Watching actin grow to help understand cancer metastasis

Abstract

The actin-associated human protein palladin plays a pivotal role in cytoskeletal organization in normal and cancerous cells. In pancreatic and breast cancer cell lines, palladin expression levels have been shown to correlate with metastatic potential. Previous work established that palladin contributes to actin dynamics by promoting nucleation of actin, crosslink formation, and filament stabilization. Actin polymerization assays have revealed that the Ig3 domain of palladin is involved in the nucleation step of actin polymerization. Bulk fluorescence assays were used to demonstrate that palladin Ig3 increased the polymerization rate of actin; however, the morphology of the filaments and mechanism remain unclear. It should also be noted that bulk assays cannot distinguish between increased nucleation, branching, or elongation.

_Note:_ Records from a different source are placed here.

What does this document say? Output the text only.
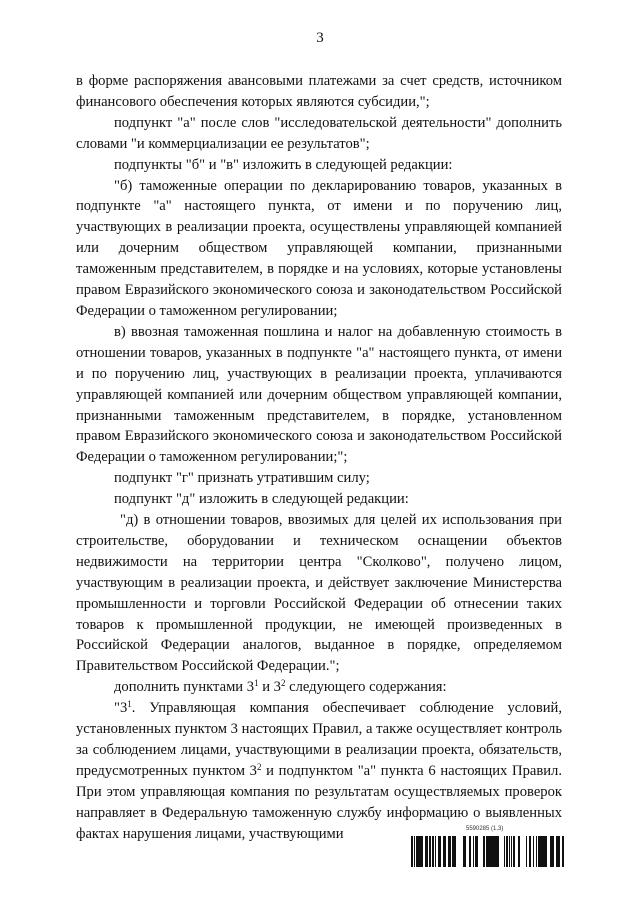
3

в форме распоряжения авансовыми платежами за счет средств, источником финансового обеспечения которых являются субсидии,";

подпункт "а" после слов "исследовательской деятельности" дополнить словами "и коммерциализации ее результатов";

подпункты "б" и "в" изложить в следующей редакции:

"б) таможенные операции по декларированию товаров, указанных в подпункте "а" настоящего пункта, от имени и по поручению лиц, участвующих в реализации проекта, осуществлены управляющей компанией или дочерним обществом управляющей компании, признанными таможенным представителем, в порядке и на условиях, которые установлены правом Евразийского экономического союза и законодательством Российской Федерации о таможенном регулировании;

в) ввозная таможенная пошлина и налог на добавленную стоимость в отношении товаров, указанных в подпункте "а" настоящего пункта, от имени и по поручению лиц, участвующих в реализации проекта, уплачиваются управляющей компанией или дочерним обществом управляющей компании, признанными таможенным представителем, в порядке, установленном правом Евразийского экономического союза и законодательством Российской Федерации о таможенном регулировании;";

подпункт "г" признать утратившим силу;

подпункт "д" изложить в следующей редакции:

"д) в отношении товаров, ввозимых для целей их использования при строительстве, оборудовании и техническом оснащении объектов недвижимости на территории центра "Сколково", получено лицом, участвующим в реализации проекта, и действует заключение Министерства промышленности и торговли Российской Федерации об отнесении таких товаров к промышленной продукции, не имеющей произведенных в Российской Федерации аналогов, выданное в порядке, определяемом Правительством Российской Федерации.";

дополнить пунктами $3^1$ и $3^2$ следующего содержания:

"$3^1$. Управляющая компания обеспечивает соблюдение условий, установленных пунктом 3 настоящих Правил, а также осуществляет контроль за соблюдением лицами, участвующими в реализации проекта, обязательств, предусмотренных пунктом $3^2$ и подпунктом "а" пункта 6 настоящих Правил. При этом управляющая компания по результатам осуществляемых проверок направляет в Федеральную таможенную службу информацию о выявленных фактах нарушения лицами, участвующими	5590285 (1.3)
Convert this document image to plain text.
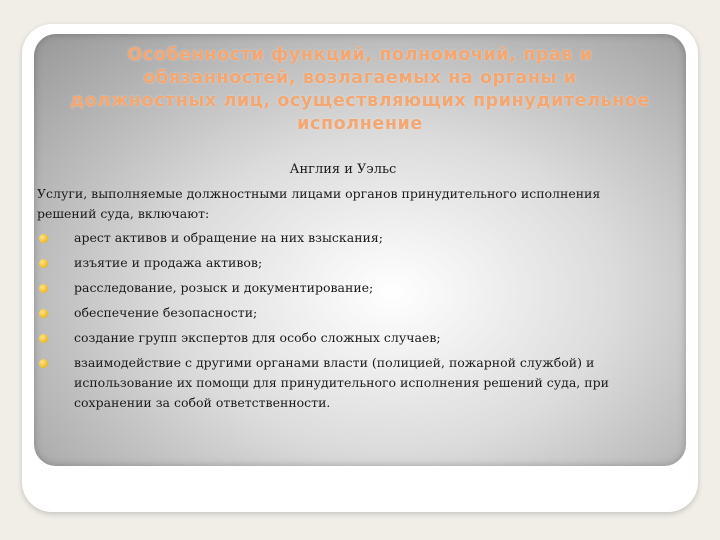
Особенности функций, полномочий, прав и
обязанностей, возлагаемых на органы и
должностных лиц, осуществляющих принудительное
исполнение
Англия и Уэльс
Услуги, выполняемые должностными лицами органов принудительного исполнения
решений суда, включают:
арест активов и обращение на них взыскания;
изъятие и продажа активов;
расследование, розыск и документирование;
обеспечение безопасности;
создание групп экспертов для особо сложных случаев;
взаимодействие с другими органами власти (полицией, пожарной службой) и
использование их помощи для принудительного исполнения решений суда, при
сохранении за собой ответственности.
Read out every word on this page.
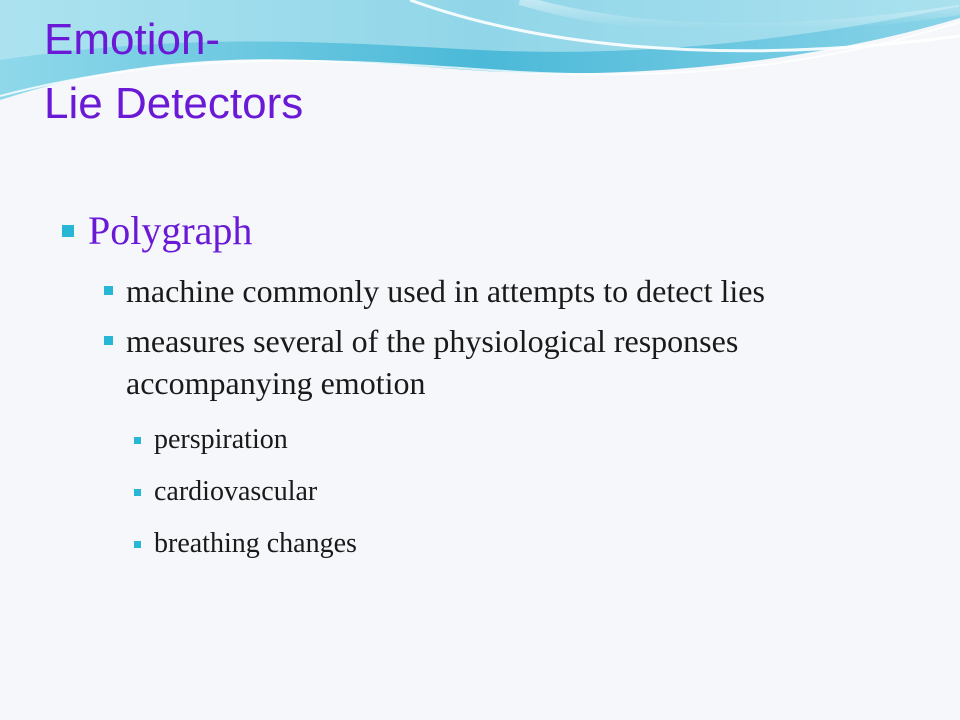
Emotion-
Lie Detectors
Polygraph
machine commonly used in attempts to detect lies
measures several of the physiological responses accompanying emotion
perspiration
cardiovascular
breathing changes
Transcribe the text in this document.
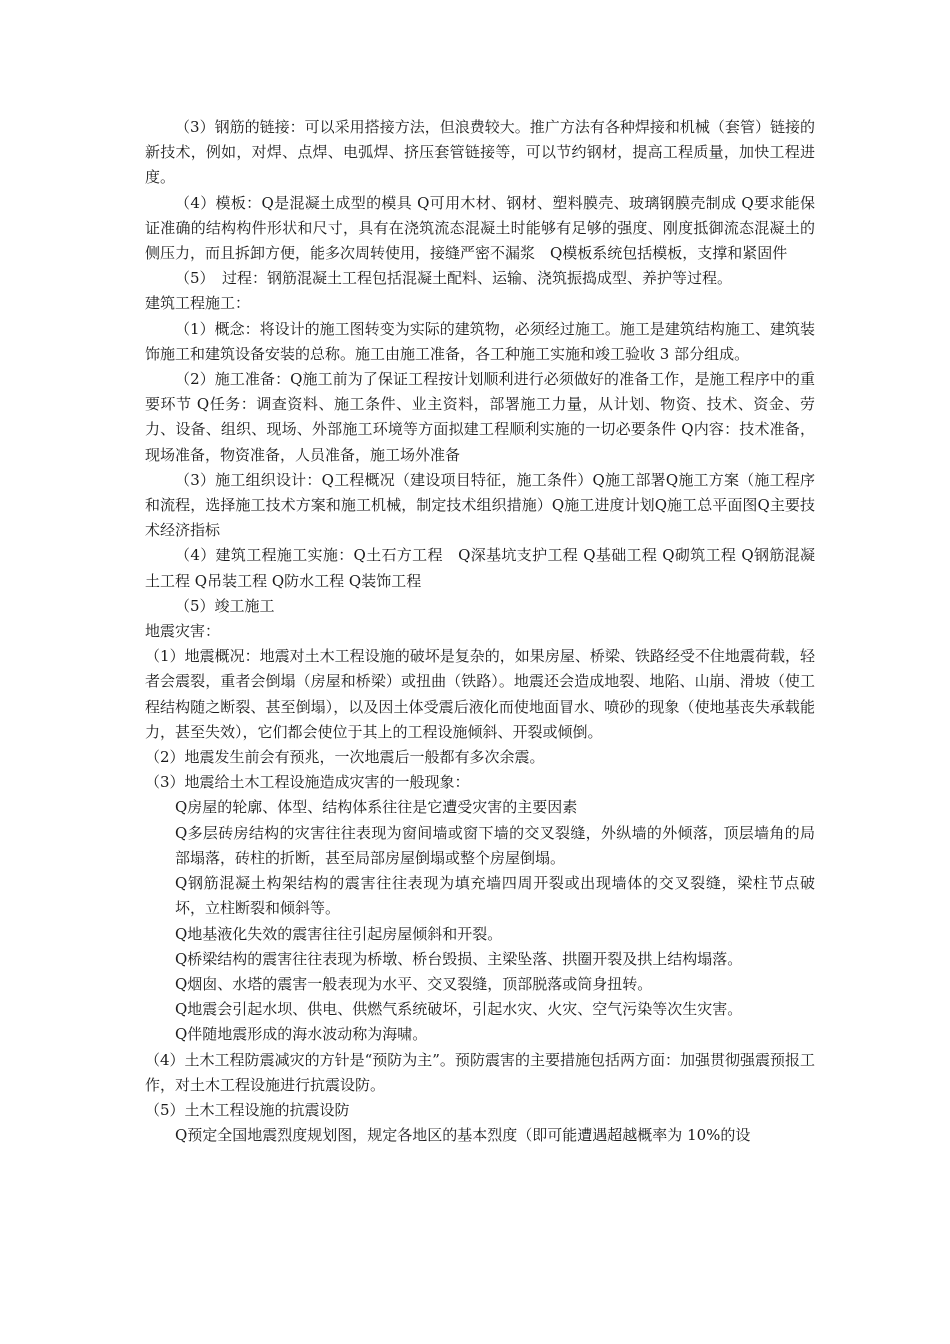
（3）钢筋的链接：可以采用搭接方法，但浪费较大。推广方法有各种焊接和机械（套管）链接的新技术，例如，对焊、点焊、电弧焊、挤压套管链接等，可以节约钢材，提高工程质量，加快工程进度。

（4）模板：Q是混凝土成型的模具 Q可用木材、钢材、塑料膜壳、玻璃钢膜壳制成 Q要求能保证准确的结构构件形状和尺寸，具有在浇筑流态混凝土时能够有足够的强度、刚度抵御流态混凝土的侧压力，而且拆卸方便，能多次周转使用，接缝严密不漏浆　Q模板系统包括模板，支撑和紧固件

（5）　过程：钢筋混凝土工程包括混凝土配料、运输、浇筑振捣成型、养护等过程。

建筑工程施工：

（1）概念：将设计的施工图转变为实际的建筑物，必须经过施工。施工是建筑结构施工、建筑装饰施工和建筑设备安装的总称。施工由施工准备，各工种施工实施和竣工验收 3 部分组成。

（2）施工准备：Q施工前为了保证工程按计划顺利进行必须做好的准备工作，是施工程序中的重要环节 Q任务：调查资料、施工条件、业主资料，部署施工力量，从计划、物资、技术、资金、劳力、设备、组织、现场、外部施工环境等方面拟建工程顺利实施的一切必要条件 Q内容：技术准备，现场准备，物资准备，人员准备，施工场外准备

（3）施工组织设计：Q工程概况（建设项目特征，施工条件）Q施工部署Q施工方案（施工程序和流程，选择施工技术方案和施工机械，制定技术组织措施）Q施工进度计划Q施工总平面图Q主要技术经济指标

（4）建筑工程施工实施：Q土石方工程　Q深基坑支护工程 Q基础工程 Q砌筑工程 Q钢筋混凝土工程 Q吊装工程 Q防水工程 Q装饰工程

（5）竣工施工

地震灾害：

（1）地震概况：地震对土木工程设施的破坏是复杂的，如果房屋、桥梁、铁路经受不住地震荷载，轻者会震裂，重者会倒塌（房屋和桥梁）或扭曲（铁路）。地震还会造成地裂、地陷、山崩、滑坡（使工程结构随之断裂、甚至倒塌），以及因土体受震后液化而使地面冒水、喷砂的现象（使地基丧失承载能力，甚至失效），它们都会使位于其上的工程设施倾斜、开裂或倾倒。

（2）地震发生前会有预兆，一次地震后一般都有多次余震。

（3）地震给土木工程设施造成灾害的一般现象：

Q房屋的轮廓、体型、结构体系往往是它遭受灾害的主要因素

Q多层砖房结构的灾害往往表现为窗间墙或窗下墙的交叉裂缝，外纵墙的外倾落，顶层墙角的局部塌落，砖柱的折断，甚至局部房屋倒塌或整个房屋倒塌。

Q钢筋混凝土构架结构的震害往往表现为填充墙四周开裂或出现墙体的交叉裂缝，梁柱节点破坏，立柱断裂和倾斜等。

Q地基液化失效的震害往往引起房屋倾斜和开裂。

Q桥梁结构的震害往往表现为桥墩、桥台毁损、主梁坠落、拱圈开裂及拱上结构塌落。

Q烟囱、水塔的震害一般表现为水平、交叉裂缝，顶部脱落或筒身扭转。

Q地震会引起水坝、供电、供燃气系统破坏，引起水灾、火灾、空气污染等次生灾害。

Q伴随地震形成的海水波动称为海啸。

（4）土木工程防震减灾的方针是“预防为主”。预防震害的主要措施包括两方面：加强贯彻强震预报工作，对土木工程设施进行抗震设防。

（5）土木工程设施的抗震设防

Q预定全国地震烈度规划图，规定各地区的基本烈度（即可能遭遇超越概率为 10%的设
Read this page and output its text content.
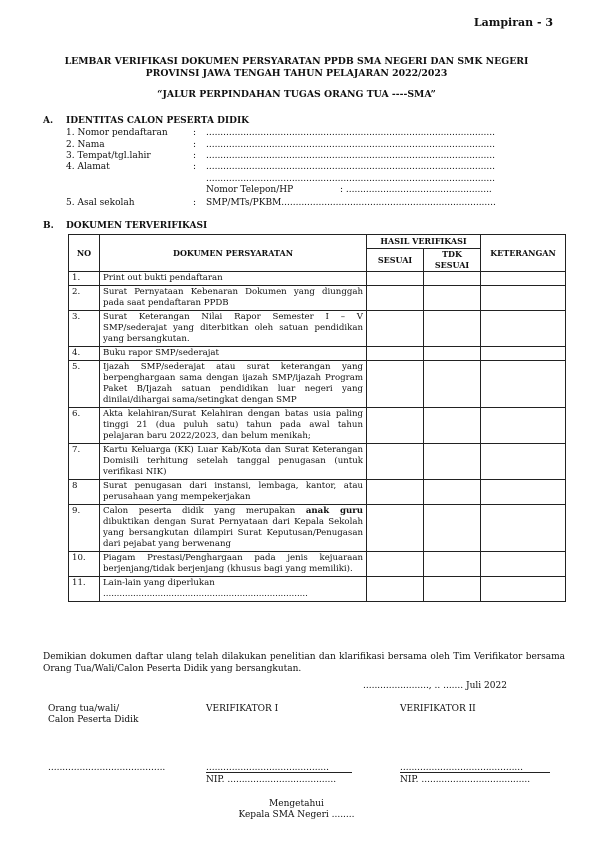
Lampiran - 3
LEMBAR VERIFIKASI DOKUMEN PERSYARATAN PPDB SMA NEGERI DAN SMK NEGERI
PROVINSI JAWA TENGAH TAHUN PELAJARAN 2022/2023
“JALUR PERPINDAHAN TUGAS ORANG TUA ----SMA”
A. IDENTITAS CALON PESERTA DIDIK
1. Nomor pendaftaran	: .....................................................................................................
2. Nama	: .....................................................................................................
3. Tempat/tgl.lahir	: .....................................................................................................
4. Alamat	: .....................................................................................................
.....................................................................................................
Nomor Telepon/HP	: ...................................................
5. Asal sekolah	: SMP/MTs/PKBM...........................................................................
B. DOKUMEN TERVERIFIKASI
NO	DOKUMEN PERSYARATAN	HASIL VERIFIKASI		KETERANGAN
		SESUAI	TDK SESUAI	
1.	Print out bukti pendaftaran			
2.	Surat Pernyataan Kebenaran Dokumen yang diunggah pada saat pendaftaran PPDB			
3.	Surat Keterangan Nilai Rapor Semester I – V SMP/sederajat yang diterbitkan oleh satuan pendidikan yang bersangkutan.			
4.	Buku rapor SMP/sederajat			
5.	Ijazah SMP/sederajat atau surat keterangan yang berpenghargaan sama dengan ijazah SMP/ijazah Program Paket B/Ijazah satuan pendidikan luar negeri yang dinilai/dihargai sama/setingkat dengan SMP			
6.	Akta kelahiran/Surat Kelahiran dengan batas usia paling tinggi 21 (dua puluh satu) tahun pada awal tahun pelajaran baru 2022/2023, dan belum menikah;			
7.	Kartu Keluarga (KK) Luar Kab/Kota dan Surat Keterangan Domisili terhitung setelah tanggal penugasan (untuk verifikasi NIK)			
8	Surat penugasan dari instansi, lembaga, kantor, atau perusahaan yang mempekerjakan			
9.	Calon peserta didik yang merupakan anak guru dibuktikan dengan Surat Pernyataan dari Kepala Sekolah yang bersangkutan dilampiri Surat Keputusan/Penugasan dari pejabat yang berwenang			
10.	Piagam Prestasi/Penghargaan pada jenis kejuaraan berjenjang/tidak berjenjang (khusus bagi yang memiliki).			
11.	Lain-lain yang diperlukan
...........................................................................			

Demikian dokumen daftar ulang telah dilakukan penelitian dan klarifikasi bersama oleh Tim Verifikator bersama Orang Tua/Wali/Calon Peserta Didik yang bersangkutan.
......................., .. ....... Juli 2022
Orang tua/wali/
Calon Peserta Didik
VERIFIKATOR I	VERIFIKATOR II
.........................................	...........................................	...........................................
NIP. ......................................	NIP. ......................................
Mengetahui
Kepala SMA Negeri ........
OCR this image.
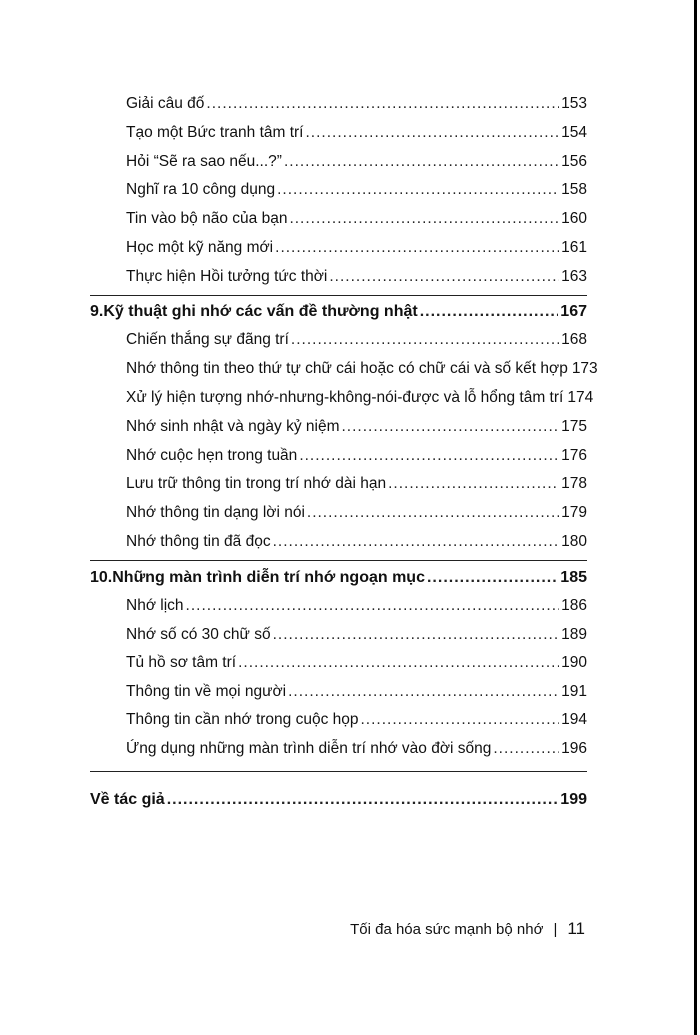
Giải câu đố .....	153
Tạo một Bức tranh tâm trí .....	154
Hỏi “Sẽ ra sao nếu...?” .....	156
Nghĩ ra 10 công dụng .....	158
Tin vào bộ não của bạn .....	160
Học một kỹ năng mới .....	161
Thực hiện Hồi tưởng tức thời .....	163
9. Kỹ thuật ghi nhớ các vấn đề thường nhật .....	167
Chiến thắng sự đãng trí .....	168
Nhớ thông tin theo thứ tự chữ cái hoặc có chữ cái và số kết hợp 173
Xử lý hiện tượng nhớ-nhưng-không-nói-được và lỗ hổng tâm trí 174
Nhớ sinh nhật và ngày kỷ niệm .....	175
Nhớ cuộc hẹn trong tuần .....	176
Lưu trữ thông tin trong trí nhớ dài hạn .....	178
Nhớ thông tin dạng lời nói .....	179
Nhớ thông tin đã đọc .....	180
10. Những màn trình diễn trí nhớ ngoạn mục .....	185
Nhớ lịch .....	186
Nhớ số có 30 chữ số .....	189
Tủ hồ sơ tâm trí .....	190
Thông tin về mọi người .....	191
Thông tin cần nhớ trong cuộc họp .....	194
Ứng dụng những màn trình diễn trí nhớ vào đời sống .....	196
Về tác giả .....	199
Tối đa hóa sức mạnh bộ nhớ | 11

We have turned to total internal reflection fluorescence microscopy (TIRFm) to image individual actin filaments under different conditions to monitor actin polymerization dynamics and topology. This delves into areas of research that have previously been limited in bulk assay experiments and allows for tracking of actin polymerization in different phases: nucleation, early-stage polymerization, and late-stage polymerization. Up to this point, analysis of TIRFm images has been performed manually. Actin polymerized in the presence of palladin results in more crosslinking and suggests that the network morphology of the bundles may also be altered which we will detect and quantify using this technique. Recent work has shown that perturbations to actin polymerization rates can dramatically alter the architecture of crosslinked F-actin networks which could influence the metastatic motility of cancer cells.